放送大学鳥取学習センター 2023年度公開講演会「小惑星リュウグウからのメッセージ:太陽系の起源と人類の今後」
太陽系の成り立ちに関する研究は、主に起源が不明瞭でかつ地球上での汚染が避けられない隕石の解析によって行われてきました。しかし、探査機「はやぶさ2」による地球外物質サンプルリターンは、目的とする小天体の表面観測を基に採取された、地球上での汚染が限りなく少ない試料を人類にもたらしました。

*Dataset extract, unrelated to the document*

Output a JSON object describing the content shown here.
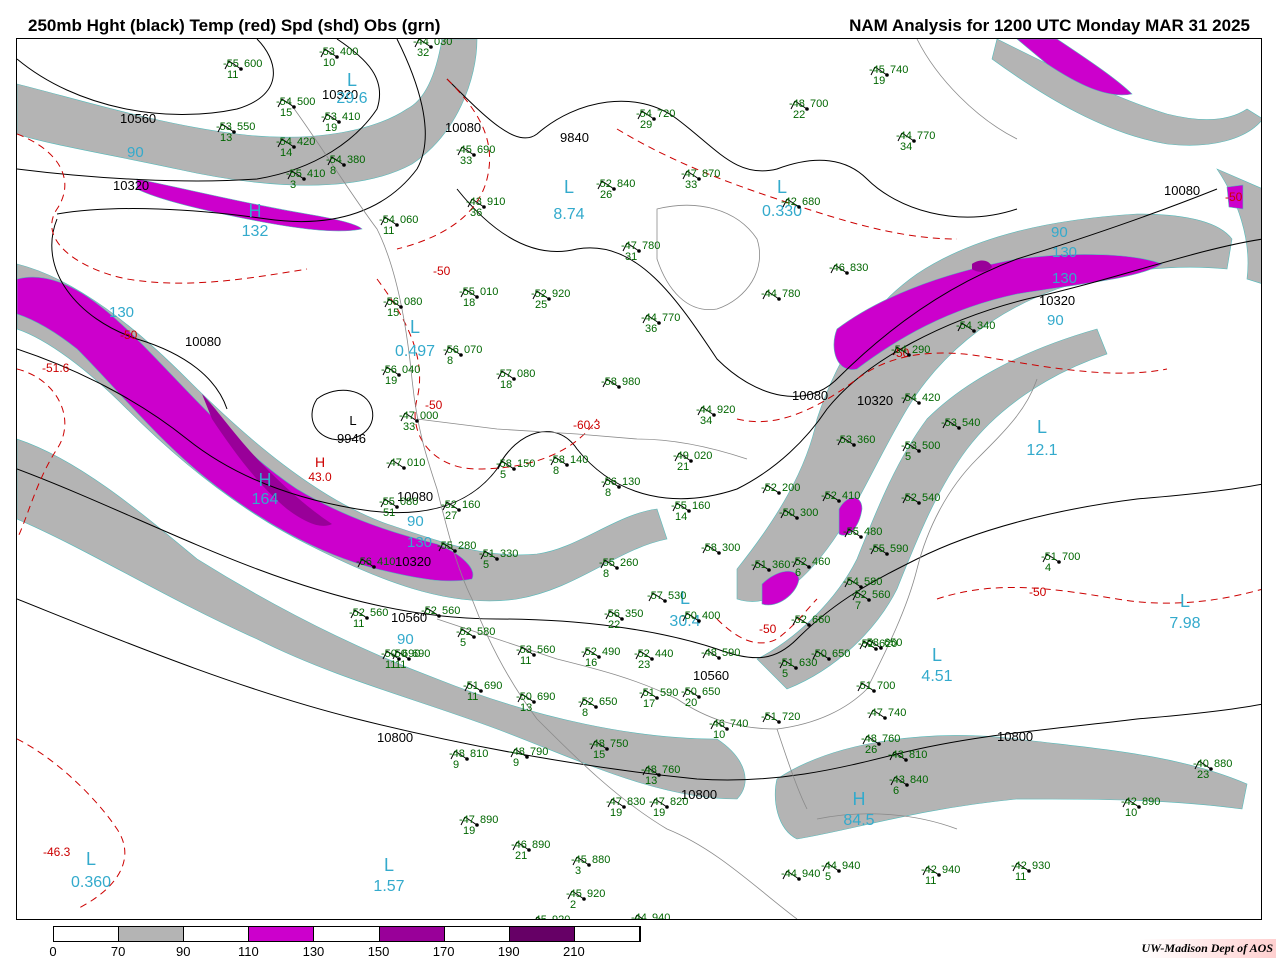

私たちは、「はやぶさ2」が持ち帰った小惑星リュウグウの試料5.4gの内16粒55㎎を用いて、三朝で精密かつ詳細な総合解析を世界に先駆けて行いました。試料の分析結果と現地で実施した観測結果を合わせて議論することが可能となったことで、生命の起源物質と考えられるアミノ酸や大量の水の形成過程など、リュウグウの起源と進化過程を明らかにすることができました。
本講演では実際の分析結果を紹介し、太陽系形成以前の星雲の時代から現在のリュウグウに至るまでのダイナミックな歴史をお伝えします。この結果を基に、人類の月での自給自足の可能性についても述べたいと思います。